Offset Reset Gotchas

auto.offset.reset only applies when no committed offset exists
  • If a consumer group has committed offsets, auto.offset.reset is ignored entirely
  • To replay: explicitly reset offsets using kafka-consumer-groups.sh --reset-offsets
  • Resetting offsets while consumers are running causes offsets to be re-committed immediately — always stop consumers before resetting
  • auto.offset.reset=latest means you miss messages produced before the consumer first started — use earliest for new consumers joining an existing topic

Producer Timeouts and Retries

// Common misconfiguration: delivery.timeout.ms < retries * retry.backoff.ms
// This causes the producer to give up before exhausting retries
// Fix: delivery.timeout.ms should be >> (retries * retry.backoff.ms)

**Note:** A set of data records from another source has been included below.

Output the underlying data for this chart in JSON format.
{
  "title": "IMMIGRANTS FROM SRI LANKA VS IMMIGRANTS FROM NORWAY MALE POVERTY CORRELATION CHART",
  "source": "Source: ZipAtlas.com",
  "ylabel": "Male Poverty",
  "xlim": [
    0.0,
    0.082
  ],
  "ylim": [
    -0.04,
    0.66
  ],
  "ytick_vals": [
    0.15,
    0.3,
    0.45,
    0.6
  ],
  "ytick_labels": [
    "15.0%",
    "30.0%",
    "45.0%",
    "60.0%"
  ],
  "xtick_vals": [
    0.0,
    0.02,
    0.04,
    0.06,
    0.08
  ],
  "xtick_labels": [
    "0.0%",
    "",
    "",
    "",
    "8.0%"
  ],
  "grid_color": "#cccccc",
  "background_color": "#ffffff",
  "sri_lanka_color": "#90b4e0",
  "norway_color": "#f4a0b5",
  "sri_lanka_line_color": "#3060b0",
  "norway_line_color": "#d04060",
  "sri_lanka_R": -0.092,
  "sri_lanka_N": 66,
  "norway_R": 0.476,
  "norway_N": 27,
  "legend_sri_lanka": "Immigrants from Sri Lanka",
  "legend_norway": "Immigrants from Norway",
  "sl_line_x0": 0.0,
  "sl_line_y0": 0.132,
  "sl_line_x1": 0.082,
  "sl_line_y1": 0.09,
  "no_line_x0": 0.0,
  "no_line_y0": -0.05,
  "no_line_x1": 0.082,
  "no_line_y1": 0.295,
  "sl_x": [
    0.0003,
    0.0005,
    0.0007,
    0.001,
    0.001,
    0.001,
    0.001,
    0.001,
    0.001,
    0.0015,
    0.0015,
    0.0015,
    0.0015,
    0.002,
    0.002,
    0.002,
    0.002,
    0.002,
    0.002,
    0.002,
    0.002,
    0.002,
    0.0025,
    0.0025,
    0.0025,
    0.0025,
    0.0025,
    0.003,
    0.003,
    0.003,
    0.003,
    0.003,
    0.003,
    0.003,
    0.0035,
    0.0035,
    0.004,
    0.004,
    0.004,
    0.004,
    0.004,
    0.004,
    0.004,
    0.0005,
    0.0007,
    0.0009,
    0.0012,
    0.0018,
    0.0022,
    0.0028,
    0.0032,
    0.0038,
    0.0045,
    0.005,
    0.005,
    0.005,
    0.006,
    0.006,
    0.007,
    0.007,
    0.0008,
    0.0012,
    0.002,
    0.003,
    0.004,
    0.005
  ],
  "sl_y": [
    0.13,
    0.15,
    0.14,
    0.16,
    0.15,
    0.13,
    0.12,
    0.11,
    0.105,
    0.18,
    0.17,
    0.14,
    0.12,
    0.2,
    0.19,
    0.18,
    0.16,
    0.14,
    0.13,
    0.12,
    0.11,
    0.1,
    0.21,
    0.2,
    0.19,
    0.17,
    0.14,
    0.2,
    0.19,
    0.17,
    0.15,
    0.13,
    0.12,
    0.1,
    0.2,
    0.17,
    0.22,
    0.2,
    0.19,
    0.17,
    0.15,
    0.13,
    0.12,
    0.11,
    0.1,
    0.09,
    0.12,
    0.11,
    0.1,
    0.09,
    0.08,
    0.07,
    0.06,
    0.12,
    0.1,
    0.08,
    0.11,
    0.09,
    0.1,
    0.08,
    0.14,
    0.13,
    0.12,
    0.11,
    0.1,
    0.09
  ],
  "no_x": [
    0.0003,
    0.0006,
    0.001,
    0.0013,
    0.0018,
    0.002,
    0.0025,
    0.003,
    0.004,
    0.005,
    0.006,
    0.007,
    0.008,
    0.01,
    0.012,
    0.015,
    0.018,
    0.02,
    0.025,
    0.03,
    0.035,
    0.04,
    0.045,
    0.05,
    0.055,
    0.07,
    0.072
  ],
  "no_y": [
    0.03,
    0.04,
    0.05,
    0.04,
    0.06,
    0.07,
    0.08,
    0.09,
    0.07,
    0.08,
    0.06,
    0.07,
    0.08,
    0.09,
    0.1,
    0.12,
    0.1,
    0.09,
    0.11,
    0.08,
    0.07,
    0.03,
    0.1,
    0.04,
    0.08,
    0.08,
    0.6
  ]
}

// Example of correct config for high-durability producer:
props.put(ProducerConfig.RETRIES_CONFIG, Integer.MAX_VALUE);
props.put(ProducerConfig.RETRY_BACKOFF_MS_CONFIG, 200);
props.put(ProducerConfig.DELIVERY_TIMEOUT_MS_CONFIG, 120_000); // 2 min total budget
props.put(ProducerConfig.REQUEST_TIMEOUT_MS_CONFIG, 30_000);   // per-request timeout
// delivery.timeout >= request.timeout + linger.ms

// TimeoutException vs NotLeaderOrFollowerException:
// TimeoutException = broker didn't respond within request.timeout.ms (retry)
// NotLeaderOrFollowerException = sent to stale leader (retry with metadata refresh)
// Both are retried automatically with enable.idempotence=true

Offset Commit Semantics Pitfalls

// WRONG: Commit before processing — at-most-once
// If process() throws, the offset is already committed — message is lost
while (true) {
    ConsumerRecords records = consumer.poll(Duration.ofMillis(100));
    consumer.commitSync(); // committed before processing!
    for (ConsumerRecord r : records) {
        process(r); // if this throws, the record is skipped forever
    }
}

// WRONG: Auto-commit with slow async processing
// The auto-commit timer fires on the poll() thread, independent of your processing
// If you hand off records to another thread, the offset may be committed before
// those threads finish — causing silent message loss on crash
props.put(ConsumerConfig.ENABLE_AUTO_COMMIT_CONFIG, true);

// CORRECT: Manual commit after processing
while (true) {
    ConsumerRecords records = consumer.poll(Duration.ofMillis(100));
    for (ConsumerRecord r : records) {
        process(r); // process first
    }
    consumer.commitSync(); // then commit
}

Schema Evolution Pitfalls

Breaking Schema Changes
  • Renaming a field is always a breaking change in Avro — to consumers it looks like the old field was deleted and a new field was added
  • Changing a field type (e.g., int to long) is breaking in most formats
  • Adding a required field without a default breaks BACKWARD compatibility — old data doesn't have this field
  • Fix: Always add fields as optional (union with null + default null in Avro), never remove fields used by downstream consumers

Zombie Consumers / Fencing

Zombie: A consumer that lost group membership but still runs

A consumer that experiences a long GC pause may exceed session.timeout.ms, be removed from the group, and have its partitions reassigned. When the paused consumer resumes, it's now a "zombie" — it will try to commit offsets for partitions it no longer owns. Kafka rejects these commits with a CommitFailedException. The correct response is to stop processing and rejoin the group.

The transactional producer uses epoch fencing — when a new instance with the same transactional.id calls initTransactions(), it bumps the epoch, causing the old (zombie) producer's transactions to be rejected with ProducerFencedException.